Lebanon and Jordan, in particular, have been negatively impacted by the Syrian war and the ostracism and the imposition of Western sanctions on Damascus. Lebanon was the gateway to the Levant. Western goods flowed through Lebanese ports and transited Lebanon and Syria to reach Jordan, Iraq and the Gulf while Lebanese and Syrian manufactured items and farm produce also followed these routes. Students from the Levant and the wider region flocked to Lebanese universities forming close relationships across borders.

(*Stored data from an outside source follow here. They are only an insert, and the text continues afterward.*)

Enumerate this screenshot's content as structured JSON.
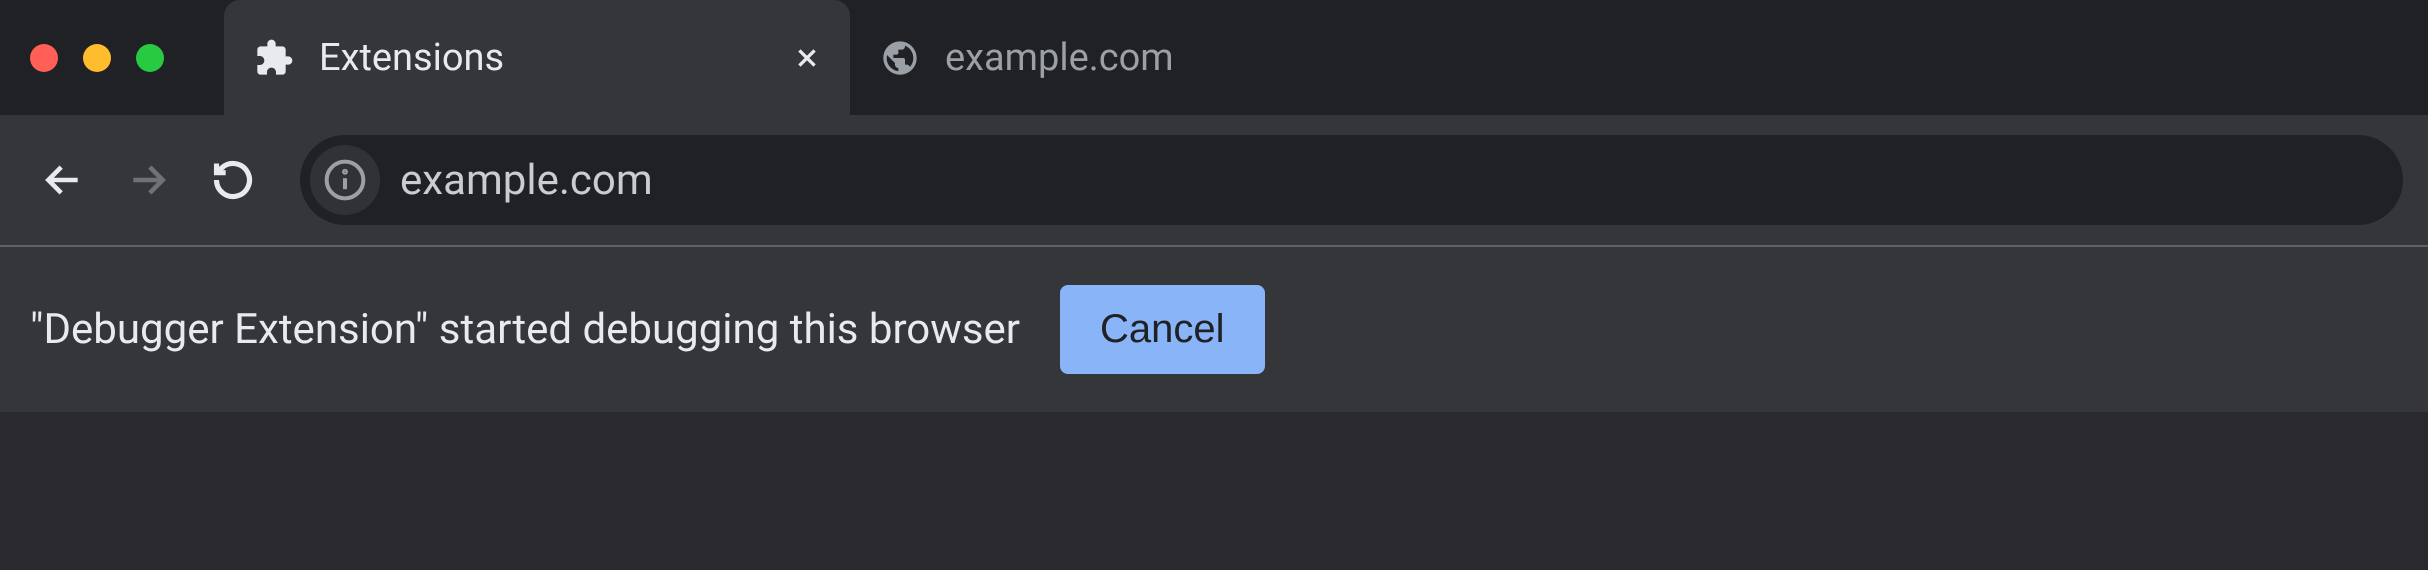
{
  "tabs": [
    {
      "title": "Extensions",
      "icon": "extension-icon",
      "active": true,
      "closeable": true
    },
    {
      "title": "example.com",
      "icon": "globe-icon",
      "active": false,
      "closeable": false
    }
  ],
  "navigation": {
    "back_enabled": true,
    "forward_enabled": false,
    "reload_enabled": true
  },
  "omnibox": {
    "url": "example.com",
    "site_info_icon": "info-icon"
  },
  "infobar": {
    "message": "\"Debugger Extension\" started debugging this browser",
    "cancel_label": "Cancel"
  }
}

Syria was the hub for trade, transit, and tourism for all three states. Today, Syria is an isolated and economically squeezed island. Its traditional trading partners are prohibited from dealing with the government, businesses, and individuals by the US Caesar law which punishes those who interact with Damascus. Jordan provided an economic hinterland and opportunities for investment and development.

Divided by colonial France and Britain into separate countries following World War I and the collapse of the Ottoman empire, Lebanon, Syria, Jordan and, to a lesser extent Iraq, formerly formed an inter-dependent socio-economic unit. Populations are related across-their borders by family, clan and tribal ties and intermarriages. Commercial connections were previously strong and profitable.

Gulf and Saudi citizens who formerly spent summers in Lebanon’s mountains and Syrian resorts and bought homes in Lebanon and Syria these countries stabilised and economically viable once again.

UAE and Jordanian moves are especially significant at a time the Biden administration has focused on China and the East rather than this region. While Washington is against the rehabilitation of Syria, this is essential if the Eastern Arab world is to regain coherence and restore Arab ranks. 

They were breached when in 2003 the US invaded and occupied Iraq, formerly the hard core of this region and, ignorantly, installed a pro-Iranian government in Baghdad. This led to the rise of al-Qaeda, Daesh, and other radical  groups in Iraq and Syria and the seizure of northern Syria and more than one-third of Iraq by Daesh. Although Daesh has been largely contained, it remains a threat to the region while pro-Iran militias have undermined Iraqi sovereignty and alienated Iraqis, exacerbating the unstable situation in that country and weakening the region’s former solid core.